Once a struct is created, it’s fields can be changed, but they must match the given type or a TypeError will be raised. Using del on a field resets it to its default value.

It’s also possible to nest structs. Any structs that are nested will automatically be initialized.

class NestMe(Struct):
    field_0 = int
    field_1 = int


class Nester(Struct):
    abc = str
    nest = OnlyInt  # nested struct
>>> print(Nester())
# Nester {
#     abc = None
#     nest = OnlyInt {
#         field_0 = None
#         field_1 = None
#     }
# }

>>> print(Nester(nest=None))
# Nester {
#     abc = None
#     nest = None
# }

If you don’t want strict types, you can also use a TypecastingStruct. This will attempt to typecast the given value to the field’s type. If it can’t be typecasted, it will then raise a TypeError.

from struction import TypecastingStruct

class Test(TypecastingStruct):
    i = int
    f = float
    s = str
    all = float, int, str
>>> test = Test()
>>> test.i = 5.3
>>> test.f = 100
>>> test.s = {"a": 1, "b":2}
>>> print(test)
# Struct Test {
#     all = None
#     f = 100.0
#     i = 5
#     s = "{'a': 1, 'b': 2}"
# }
>>> # If multiple types are allowed for a field, the value will be
>>> # casted to the first type that doesn't throw an Exception
>>> test.all = ("a", 1, "b", 2, "c", 3)
>>> test.all
# '("a", 1, "b", 2, "c", 3)'

Note: Typecasting only works at runtime.
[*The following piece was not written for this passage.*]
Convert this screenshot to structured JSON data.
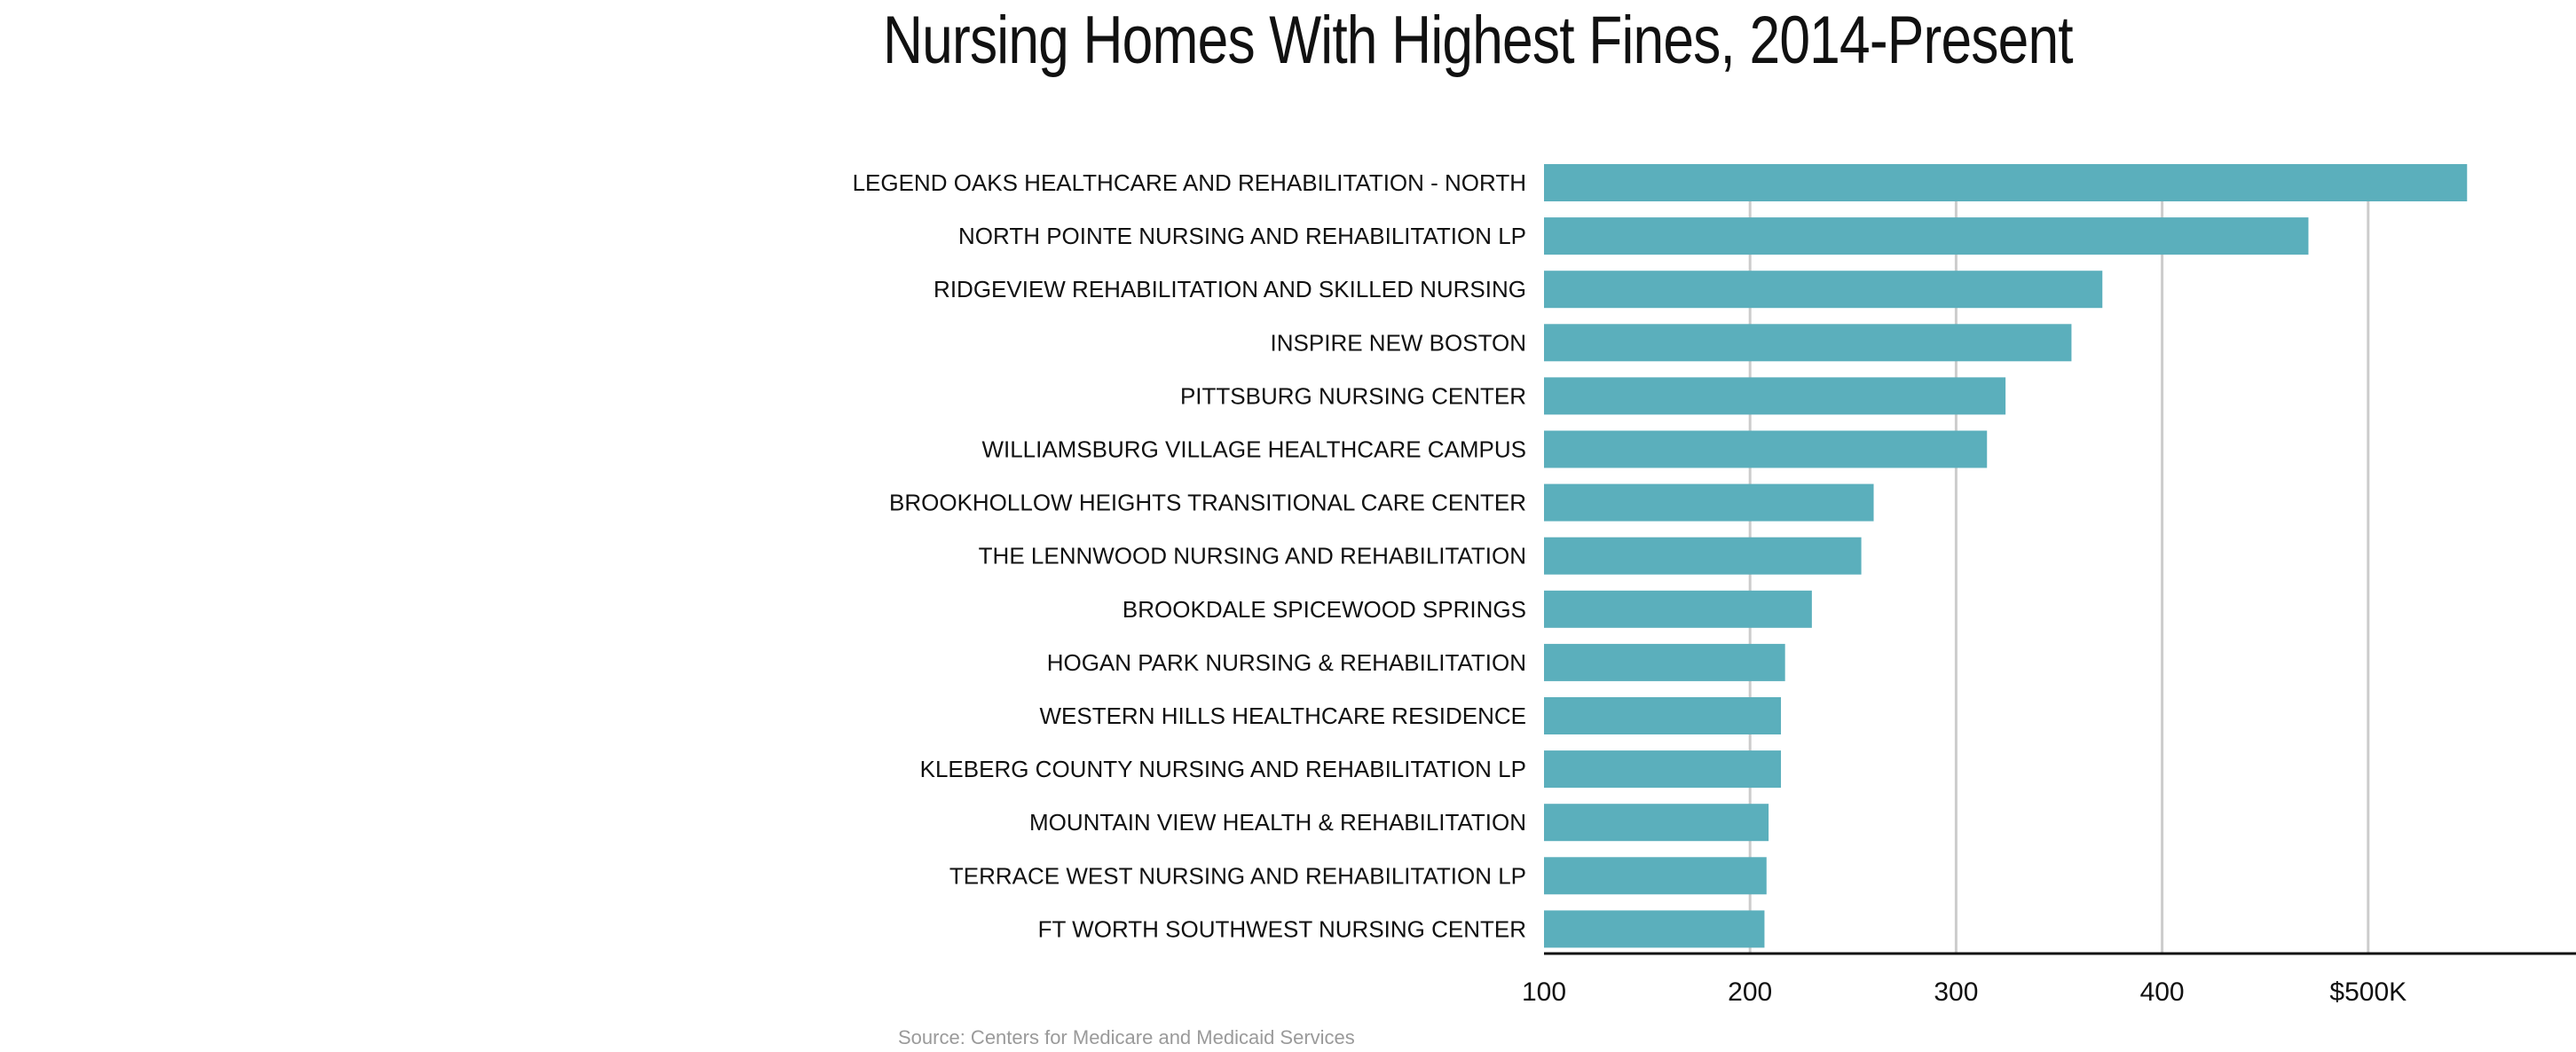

The values still need to match their types at class definition.

Reference

These can be applied to any Struct class.

  • Struct.dict() : dict with struct’s fields. {name: value, …}

  • Struct.fields() : list of fields struct has.

  • str(Struct) : Multi-line representation of struct.

  • repr(Struct) : Single line representation of struct.